The workers in England began to stage strikes, with no initial success against the greedy factory owners. After receiving what we would now call negative press, the well-known matchstick makers Bryant and May finally changed their manufacturing process and began using red phosphorus rather than the deadly white phosphorus. This was more than 60 years after the original health problems were discovered.

Consumer products have gone through numerous changes in the past 150 years. The change for improved and safer working conditions could have happened faster, but the Industrial Revolution was a fully functioning dynamo with very little to stop its forward motion. Workforce safety be damned. These young women, who were put at such risk, also battled the factory foremen, who were making money based on the number of matches produced. And if one worker got fired or died, “there were always more where that came from.”

There are similar stories in the watch-making industry, which used radium to paint watch faces. This practice continued until 1970. The bones of these ghost girls, as they were nicknamed, will glow in their graves long beyond the lives of those of us reading Doyle’s story—radium has a half-life of 1.600 years.
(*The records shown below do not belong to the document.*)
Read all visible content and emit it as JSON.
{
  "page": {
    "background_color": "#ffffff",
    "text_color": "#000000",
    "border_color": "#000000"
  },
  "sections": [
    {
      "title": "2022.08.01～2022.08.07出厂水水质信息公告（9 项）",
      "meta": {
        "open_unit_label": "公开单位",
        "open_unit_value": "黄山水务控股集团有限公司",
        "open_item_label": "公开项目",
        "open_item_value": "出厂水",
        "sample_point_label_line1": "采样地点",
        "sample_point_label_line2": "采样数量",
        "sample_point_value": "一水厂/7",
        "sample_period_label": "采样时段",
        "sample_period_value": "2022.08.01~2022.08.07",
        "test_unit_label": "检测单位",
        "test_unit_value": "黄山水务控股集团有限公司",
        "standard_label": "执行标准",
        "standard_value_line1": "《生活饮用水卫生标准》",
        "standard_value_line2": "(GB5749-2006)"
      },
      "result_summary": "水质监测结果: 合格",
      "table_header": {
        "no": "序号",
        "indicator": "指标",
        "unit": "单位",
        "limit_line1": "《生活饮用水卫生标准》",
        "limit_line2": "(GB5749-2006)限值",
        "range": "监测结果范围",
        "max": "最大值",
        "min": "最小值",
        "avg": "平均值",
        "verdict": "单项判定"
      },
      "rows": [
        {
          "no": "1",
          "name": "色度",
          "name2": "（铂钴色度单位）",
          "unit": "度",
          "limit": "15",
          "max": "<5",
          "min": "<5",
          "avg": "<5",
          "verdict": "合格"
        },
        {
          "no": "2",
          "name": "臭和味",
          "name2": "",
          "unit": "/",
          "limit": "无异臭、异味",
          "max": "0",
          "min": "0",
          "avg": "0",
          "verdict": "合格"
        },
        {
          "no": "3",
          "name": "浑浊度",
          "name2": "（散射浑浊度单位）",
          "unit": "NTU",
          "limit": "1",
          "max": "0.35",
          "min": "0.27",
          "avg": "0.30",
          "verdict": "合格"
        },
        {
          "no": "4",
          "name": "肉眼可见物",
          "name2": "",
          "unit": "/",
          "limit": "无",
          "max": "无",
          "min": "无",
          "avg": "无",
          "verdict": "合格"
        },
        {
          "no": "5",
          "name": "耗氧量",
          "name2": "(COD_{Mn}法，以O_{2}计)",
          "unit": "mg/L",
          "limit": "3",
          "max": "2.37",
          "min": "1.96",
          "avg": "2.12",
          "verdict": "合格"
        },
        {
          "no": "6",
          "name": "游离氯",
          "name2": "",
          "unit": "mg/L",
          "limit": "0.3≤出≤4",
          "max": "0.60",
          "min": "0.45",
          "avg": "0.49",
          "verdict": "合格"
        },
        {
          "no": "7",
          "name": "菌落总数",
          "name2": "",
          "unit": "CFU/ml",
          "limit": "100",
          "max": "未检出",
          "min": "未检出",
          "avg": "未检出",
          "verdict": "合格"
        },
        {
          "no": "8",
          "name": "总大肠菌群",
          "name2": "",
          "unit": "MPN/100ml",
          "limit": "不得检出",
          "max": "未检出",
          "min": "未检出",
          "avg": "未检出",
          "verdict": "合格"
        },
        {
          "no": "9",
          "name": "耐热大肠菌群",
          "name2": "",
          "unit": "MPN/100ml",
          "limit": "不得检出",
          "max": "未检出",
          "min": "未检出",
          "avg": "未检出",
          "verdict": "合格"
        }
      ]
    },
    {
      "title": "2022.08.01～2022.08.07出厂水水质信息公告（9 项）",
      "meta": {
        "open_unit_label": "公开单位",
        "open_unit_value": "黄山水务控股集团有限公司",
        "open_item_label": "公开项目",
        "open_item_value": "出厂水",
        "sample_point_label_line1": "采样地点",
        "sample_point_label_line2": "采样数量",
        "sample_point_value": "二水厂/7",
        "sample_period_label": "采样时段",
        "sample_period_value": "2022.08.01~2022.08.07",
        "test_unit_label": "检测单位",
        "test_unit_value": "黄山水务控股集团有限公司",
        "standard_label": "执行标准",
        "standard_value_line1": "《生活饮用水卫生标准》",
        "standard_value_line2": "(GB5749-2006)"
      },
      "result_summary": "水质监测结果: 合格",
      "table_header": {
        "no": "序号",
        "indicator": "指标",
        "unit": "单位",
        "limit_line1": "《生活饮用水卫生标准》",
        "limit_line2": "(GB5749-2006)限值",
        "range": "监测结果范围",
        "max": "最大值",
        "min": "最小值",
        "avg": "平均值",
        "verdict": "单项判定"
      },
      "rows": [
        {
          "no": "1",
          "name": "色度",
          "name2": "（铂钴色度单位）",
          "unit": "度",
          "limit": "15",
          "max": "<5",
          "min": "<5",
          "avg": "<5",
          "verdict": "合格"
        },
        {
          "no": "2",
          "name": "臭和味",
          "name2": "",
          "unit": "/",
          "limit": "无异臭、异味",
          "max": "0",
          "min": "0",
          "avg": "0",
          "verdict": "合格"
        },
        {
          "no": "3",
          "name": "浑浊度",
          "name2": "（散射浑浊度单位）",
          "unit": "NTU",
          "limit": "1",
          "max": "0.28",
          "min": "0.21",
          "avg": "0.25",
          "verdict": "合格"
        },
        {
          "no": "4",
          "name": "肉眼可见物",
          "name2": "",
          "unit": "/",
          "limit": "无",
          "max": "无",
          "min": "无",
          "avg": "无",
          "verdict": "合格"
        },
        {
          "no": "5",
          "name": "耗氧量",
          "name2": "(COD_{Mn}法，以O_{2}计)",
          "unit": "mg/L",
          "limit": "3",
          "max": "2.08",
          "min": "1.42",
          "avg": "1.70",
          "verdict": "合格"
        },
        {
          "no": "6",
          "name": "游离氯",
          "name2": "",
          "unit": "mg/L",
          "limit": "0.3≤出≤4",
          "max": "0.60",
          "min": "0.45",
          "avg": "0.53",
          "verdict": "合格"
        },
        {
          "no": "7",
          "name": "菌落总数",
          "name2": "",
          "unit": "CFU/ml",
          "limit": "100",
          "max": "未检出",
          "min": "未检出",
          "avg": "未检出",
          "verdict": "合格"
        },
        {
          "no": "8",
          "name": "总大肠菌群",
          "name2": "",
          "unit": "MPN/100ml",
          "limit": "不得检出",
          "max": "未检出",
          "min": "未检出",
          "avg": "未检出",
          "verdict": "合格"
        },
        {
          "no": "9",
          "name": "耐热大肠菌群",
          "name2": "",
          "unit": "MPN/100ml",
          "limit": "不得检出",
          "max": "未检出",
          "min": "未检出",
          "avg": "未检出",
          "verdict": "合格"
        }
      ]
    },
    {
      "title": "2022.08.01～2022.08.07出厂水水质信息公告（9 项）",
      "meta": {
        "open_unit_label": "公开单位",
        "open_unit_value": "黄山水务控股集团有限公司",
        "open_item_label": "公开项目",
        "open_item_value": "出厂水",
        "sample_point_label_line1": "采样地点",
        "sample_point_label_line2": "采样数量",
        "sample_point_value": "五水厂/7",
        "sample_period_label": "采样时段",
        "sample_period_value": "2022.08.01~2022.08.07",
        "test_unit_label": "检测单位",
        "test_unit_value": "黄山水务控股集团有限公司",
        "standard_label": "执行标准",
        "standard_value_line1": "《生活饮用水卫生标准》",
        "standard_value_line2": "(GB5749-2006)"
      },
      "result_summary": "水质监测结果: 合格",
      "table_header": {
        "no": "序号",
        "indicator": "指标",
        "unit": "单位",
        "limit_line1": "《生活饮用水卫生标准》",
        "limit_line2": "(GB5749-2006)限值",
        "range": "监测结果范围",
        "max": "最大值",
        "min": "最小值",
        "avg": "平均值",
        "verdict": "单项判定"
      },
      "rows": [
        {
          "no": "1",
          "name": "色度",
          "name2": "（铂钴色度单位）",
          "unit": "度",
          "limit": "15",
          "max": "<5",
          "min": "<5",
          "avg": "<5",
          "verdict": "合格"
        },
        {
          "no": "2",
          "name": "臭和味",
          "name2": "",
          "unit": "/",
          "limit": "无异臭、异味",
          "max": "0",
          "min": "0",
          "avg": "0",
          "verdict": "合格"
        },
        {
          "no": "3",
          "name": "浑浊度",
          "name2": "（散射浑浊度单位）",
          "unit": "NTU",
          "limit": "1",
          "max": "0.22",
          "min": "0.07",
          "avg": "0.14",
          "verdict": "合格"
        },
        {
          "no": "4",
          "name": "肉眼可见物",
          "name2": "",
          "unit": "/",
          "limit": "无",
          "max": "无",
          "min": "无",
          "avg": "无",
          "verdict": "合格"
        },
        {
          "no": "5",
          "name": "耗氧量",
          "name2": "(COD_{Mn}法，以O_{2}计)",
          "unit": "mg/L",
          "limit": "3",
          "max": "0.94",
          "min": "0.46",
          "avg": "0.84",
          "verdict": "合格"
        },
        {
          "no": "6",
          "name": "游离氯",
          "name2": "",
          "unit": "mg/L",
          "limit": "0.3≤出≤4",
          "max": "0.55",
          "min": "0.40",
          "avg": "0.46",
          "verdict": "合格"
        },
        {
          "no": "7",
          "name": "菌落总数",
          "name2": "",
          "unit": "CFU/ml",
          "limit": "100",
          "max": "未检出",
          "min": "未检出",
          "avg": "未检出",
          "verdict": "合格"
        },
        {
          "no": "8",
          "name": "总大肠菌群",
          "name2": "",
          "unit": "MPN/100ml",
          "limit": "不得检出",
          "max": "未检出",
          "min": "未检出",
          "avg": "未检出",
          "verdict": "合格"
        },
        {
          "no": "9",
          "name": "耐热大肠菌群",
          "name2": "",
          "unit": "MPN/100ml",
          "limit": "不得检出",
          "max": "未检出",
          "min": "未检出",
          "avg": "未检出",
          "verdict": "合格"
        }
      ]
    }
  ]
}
In “Blue John Gap,” matches are a minor piece of the puzzle, but they prove to have a significant impact on the life of one man, and in Great Britain, upon a whole generation of working women.


WHO IS CINDY?

Cindy has been a Sherlockian since she was a young teenager and discovered the world of English mystery writers. Her love of Agatha Christie novels led her to the even bigger world of Arthur Conan Doyle and Sherlock Holmes. She discovered and immediately became a member of the Crew of the Barque Lone Star in 2005. She is the Secretary and Assistant to the Third Mate of the Crew, and is an active member of many other scion societies across the country and in England. She is the Committee Chair for the Jan Stauber Grant Program for the Beacon Society, which is devoted to education.

She has created presentations and toasts on a myriad of Sherlockian subjects, and written articles for publications from the Crew of the Barque Lone Star, other societies, and the Baker Street Journal.